Time-dependent quantum correlations in phase space

General quasiprobabilities are introduced to visualize time-dependent quantum correlations of light in phase space. They are based on the generalization of the Glauber-Sudarshan $P$ function to a time-dependent $P$ functional [W. Vogel, Phys. Rev. Lett. 100, 013605 (2008)], which fully describes temporal correlations of radiation fields on the basis of continuous phase-space distributions. This approach is nontrivial, as the $P$ functional itself is highly singular for many quantum states and nonlinear processes.
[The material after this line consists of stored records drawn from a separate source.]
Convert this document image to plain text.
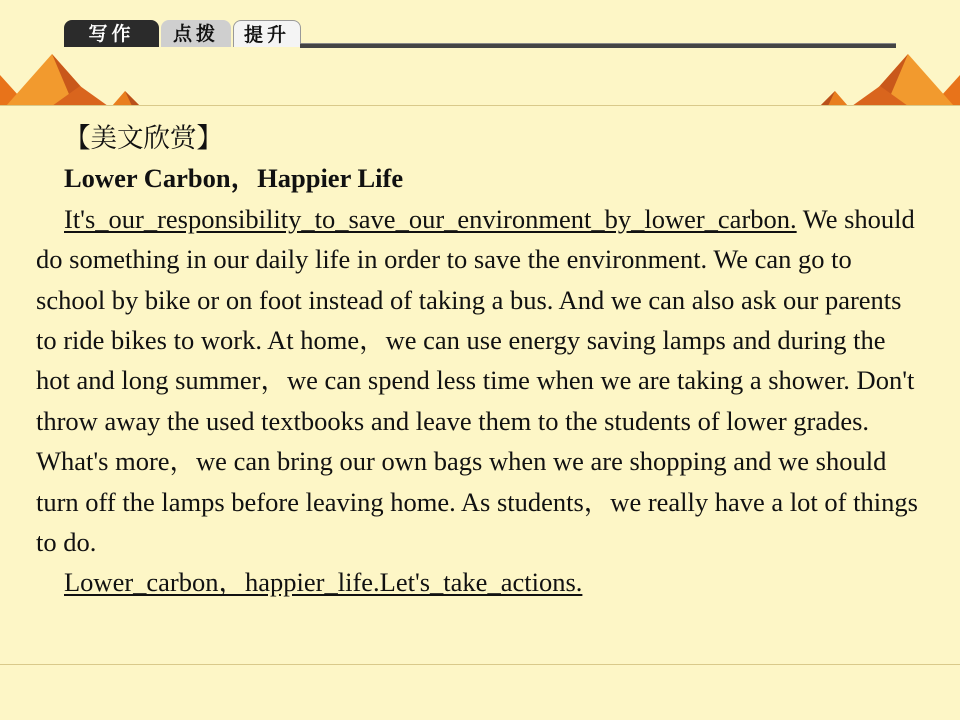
写作	点拨	提升

【美文欣赏】

Lower Carbon，Happier Life

It's_our_responsibility_to_save_our_environment_by_lower_carbon. We should do something in our daily life in order to save the environment. We can go to school by bike or on foot instead of taking a bus. And we can also ask our parents to ride bikes to work. At home，we can use energy saving lamps and during the hot and long summer，we can spend less time when we are taking a shower. Don't throw away the used textbooks and leave them to the students of lower grades. What's more，we can bring our own bags when we are shopping and we should turn off the lamps before leaving home. As students，we really have a lot of things to do.

Lower_carbon，happier_life.Let's_take_actions.
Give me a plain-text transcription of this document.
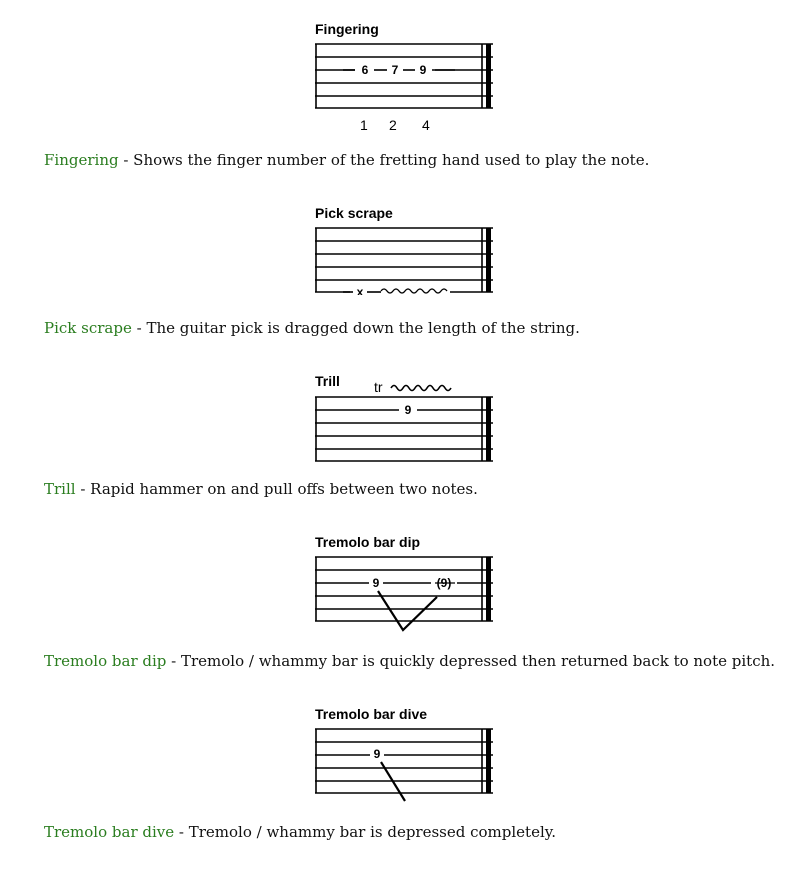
Fingering
6 7 9
1 2 4
Fingering - Shows the finger number of the fretting hand used to play the note.
Pick scrape
x
Pick scrape - The guitar pick is dragged down the length of the string.
Trill tr
9
Trill - Rapid hammer on and pull offs between two notes.
Tremolo bar dip
9	(9)
Tremolo bar dip - Tremolo / whammy bar is quickly depressed then returned back to note pitch.
Tremolo bar dive
9
Tremolo bar dive - Tremolo / whammy bar is depressed completely.
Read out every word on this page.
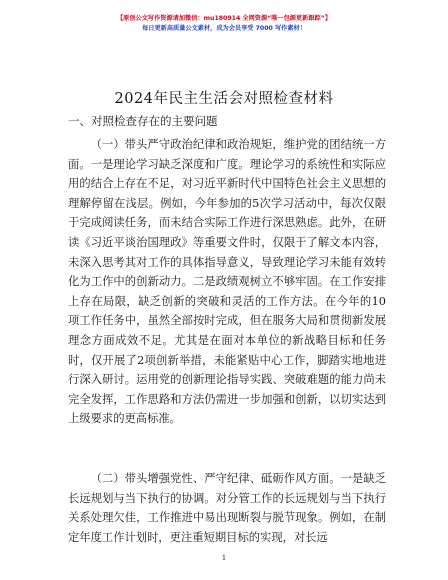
【原创公文写作资源请加微信：mu180914 全网资源“唯一包源更新跟踪”】
每日更新高质量公文素材，成为会员享受 7000 写作素材！
2024年民主生活会对照检查材料
一、对照检查存在的主要问题

（一）带头严守政治纪律和政治规矩，维护党的团结统一方面。一是理论学习缺乏深度和广度。理论学习的系统性和实际应用的结合上存在不足，对习近平新时代中国特色社会主义思想的理解停留在浅层。例如，今年参加的5次学习活动中，每次仅限于完成阅读任务，而未结合实际工作进行深思熟虑。此外，在研读《习近平谈治国理政》等重要文件时，仅限于了解文本内容，未深入思考其对工作的具体指导意义，导致理论学习未能有效转化为工作中的创新动力。二是政绩观树立不够牢固。在工作安排上存在局限，缺乏创新的突破和灵活的工作方法。在今年的10项工作任务中，虽然全部按时完成，但在服务大局和贯彻新发展理念方面成效不足。尤其是在面对本单位的新战略目标和任务时，仅开展了2项创新举措，未能紧贴中心工作，脚踏实地地进行深入研讨。运用党的创新理论指导实践、突破难题的能力尚未完全发挥，工作思路和方法仍需进一步加强和创新，以切实达到上级要求的更高标准。

（二）带头增强党性、严守纪律、砥砺作风方面。一是缺乏长远规划与当下执行的协调。对分管工作的长远规划与当下执行关系处理欠佳，工作推进中易出现断裂与脱节现象。例如，在制定年度工作计划时，更注重短期目标的实现，对长远

1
In general, it yields neither a well-behaved nor an experimentally accessible description of quantum stochastic processes. Our regularized version of this multitime-dependent quasiprobability is a smooth function and applies to stronger divergences compared to the single-time and multimode scenario. The technique is used to characterize an optical parametric process with frequency mismatch and a strongly nonlinear evolution of the quantized center-of-mass motion of a trapped ion. A measurement scheme, together with a sampling approach, is provided which yields direct experimental access to the regularized $P$ functional from measured data.

Figure 1

Plot of the triangular function $\mathrm{tri}\left(\mathrm{Re}\right[\beta ]/w)$ multiplied by an exponential rising function $exp\left[\right|\beta {|}^m]$. We see that the resulting function is bounded, and thus, its Fourier transform is a continuous function.

Figure 2

Plot of the regularized and scaled phase-space distribution $P_{\mathrm{\Omega }}[\alpha ;\tau ]$ for several system times $\tau$. We chose $\mathrm{Im}\left[\alpha \right]=0, w=2.3$ for the triangular filter and $r=\delta /\kappa =10/\pi \approx 3.18$. The negativities for $\tau >0$ clearly show the evolution of the nonclassicality.

Figure 3

Plot of the two-time regularized functional $P_{\mathrm{\Omega }}({\alpha }_1,{\alpha }_2;{\tau }_1,{\tau }_2)$ for $w=2.9$. Here, we used ${\tau }_1=0.1,{\tau }_2=0.45$, and the cross section $\mathrm{Im}\left[{\alpha }_2\right]=\mathrm{Im}\left[{\alpha }_1\right]=0$. The negativities of the quasiprobability reveal nonclassical normally and time-ordered correlation properties of the considered system.

Figure 4

Plot of $\mathrm{\Delta }\mathrm{\Phi }$ as defined in Eq. (45) for fixed $|{\beta }_1|=|{\beta }_2|=1.3$ and ${\phi }_1={\phi }_2\equiv \phi$, where ${\beta }_j=\left|{\beta }_j\right|e^{i{\phi }_j}, j=1,2$. We vary the common phase $\phi$ and the dimensionless time $\tau =\varepsilon t$. As $\mathrm{\Delta }\mathrm{\Phi }$ clearly exceeds the value of 0 (pink areas), we confirm that the MTCF is differently bounded compared to the two-mode single-time case.

Figure 5

Experimental scheme to directly measure two-time quantum correlations in terms of two-time quasiprobabilities. The scheme consists of two balanced homodyne detection (BHD) setups whose difference signals are additionally correlated. The creation operators $\widehat{a}\left(t\right)$ and $\widehat{a}(t+\mathrm{\Delta }t)$ label the different travel times of the field. The resulting correlated difference statistics of the detector events can be directly related to $P_{\mathrm{\Omega }}[{\alpha }_1,{\alpha }_2;{\tau }_1,{\tau }_2]$, where the phases for the local oscillator (LO) of each BHD setup are controlled continuously through the phase shifters $\mathrm{\Delta }\phi$ and $\mathrm{\Delta }{\phi }^{\prime }$. The temporal matching of the LO to the signal fields is ensured through a proper path-length control.